A woman was speaking when we had returned, wrapping up the day with announcements after the dance. In the shadows, just the other side of the dancing and drumming, the way to the Food Tent was gloomy, as if taken from some wartime footage, and I couldn't make out the back of the tent, so crepuscular its depths. It was if a refugee settlement emerged. The demographic tilted half my age. For all of its bustle, it was but a tiny encampment, limited to its little fringe of flat around a tall building, hemmed in by big buildings, pavement, concrete, laws, and cops.
Is this extremism from the left, wannabee hippies, our era's silent majority, a lot of malcontents lining up for grub? Growing pains of democracy, for all its mocked gawkiness? No Central Committee, no logo (I hear OWS wants a trademark, however), no buttons, no t-shirts--yet? Meanwhile, look at these downloadable posters here!
How dreamers, the downsized, deadbeats and Deadheads could move the powers that be to change seems sobering, so utopian. (See here for one skeptic's fine account of her conversion, in Oakland. Compare a sympathetic skeptic on OWS and a third Awl blogger reporting on Occupy L.A.'s inability to agree on banning pot from the park. Video of OLA. [Update: attempted march on Financial District 11-17 Live stream video.] Today's news: Obama spends a $100 million of PAC money against Romney in digital attack ads. Our mayor in this eternally Democrat city had handed out ponchos on one day of sudden rain last month. After an initial welcome, the City Council debates whether to move the restive camp.
My stance, despite--and amidst--spirited bickering pro-con over at my fellow Angeleno and political commentator John W. Smart's eponymous blog, has been to wait and see, and cautiously hope for reform outside the bipartisan system, pledged to and seduced by the capitalists. Many there criticized even my hesitant support, but many more join me (see Noam Chomsky's speech: he and Chris Hedges [after I wrote this, he was arrested at OWS protesting GoldmanSachs] are slated to appear at OLA on Guy Fawkes Day the 5th) in insisting that after bemoaning so much corruption and collusion among the corporatocracy that rules our nation and world, change must come, even if we are not able to control it the way we might judge most pragmatic.
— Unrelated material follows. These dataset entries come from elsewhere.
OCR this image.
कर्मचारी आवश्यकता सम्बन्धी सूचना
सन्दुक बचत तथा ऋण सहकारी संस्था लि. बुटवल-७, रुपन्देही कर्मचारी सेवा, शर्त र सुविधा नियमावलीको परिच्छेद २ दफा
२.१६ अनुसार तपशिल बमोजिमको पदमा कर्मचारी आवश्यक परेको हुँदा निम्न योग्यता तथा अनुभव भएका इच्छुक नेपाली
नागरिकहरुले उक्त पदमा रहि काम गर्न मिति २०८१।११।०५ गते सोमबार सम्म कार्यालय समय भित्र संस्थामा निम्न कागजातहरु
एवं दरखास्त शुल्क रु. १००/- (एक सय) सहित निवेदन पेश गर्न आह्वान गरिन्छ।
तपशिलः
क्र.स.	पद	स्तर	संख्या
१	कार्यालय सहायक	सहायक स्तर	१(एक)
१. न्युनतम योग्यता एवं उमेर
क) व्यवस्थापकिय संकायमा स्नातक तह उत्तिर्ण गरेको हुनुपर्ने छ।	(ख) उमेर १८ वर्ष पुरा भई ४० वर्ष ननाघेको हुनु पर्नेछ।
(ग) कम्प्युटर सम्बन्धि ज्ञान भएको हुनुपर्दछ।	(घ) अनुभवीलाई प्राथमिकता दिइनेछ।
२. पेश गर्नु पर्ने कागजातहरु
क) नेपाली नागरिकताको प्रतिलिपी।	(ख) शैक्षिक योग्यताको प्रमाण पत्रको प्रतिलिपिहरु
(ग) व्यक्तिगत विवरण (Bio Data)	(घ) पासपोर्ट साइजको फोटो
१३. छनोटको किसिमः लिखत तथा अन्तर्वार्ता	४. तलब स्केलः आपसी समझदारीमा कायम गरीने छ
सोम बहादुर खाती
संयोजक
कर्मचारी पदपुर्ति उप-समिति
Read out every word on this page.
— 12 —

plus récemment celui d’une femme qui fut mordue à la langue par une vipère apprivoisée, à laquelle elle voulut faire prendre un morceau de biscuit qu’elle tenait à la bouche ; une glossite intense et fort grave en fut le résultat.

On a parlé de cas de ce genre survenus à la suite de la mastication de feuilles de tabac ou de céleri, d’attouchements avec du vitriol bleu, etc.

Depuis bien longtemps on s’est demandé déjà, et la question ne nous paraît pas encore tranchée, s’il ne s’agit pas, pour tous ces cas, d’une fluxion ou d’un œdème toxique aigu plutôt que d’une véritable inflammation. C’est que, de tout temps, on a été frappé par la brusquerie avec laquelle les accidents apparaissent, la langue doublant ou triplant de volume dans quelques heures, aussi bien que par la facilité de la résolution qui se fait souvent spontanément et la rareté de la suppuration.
I passed a man in an Anonymous-V for Vendetta Guy Fawkes mask. He held a smartphone up to his hidden gaze as he crouched on the pavement, interviewing it seemed a young woman in front of him, squatting, unmasked. We walked past so many signs, some scrawled and left on the dirt, some attached to tents, some overturned. "The First Amendment is our permit" stood out most.
Most of the small tents were shut tight on the hard soil against the chill. Which one was that three-person model we'd sent via the Occupy L.A. Amazon Registry and UPS a few weeks ago, I wondered? On my way out, I saw a silhouette behind a plastic sheet of a standing man reaching out to embrace another figure.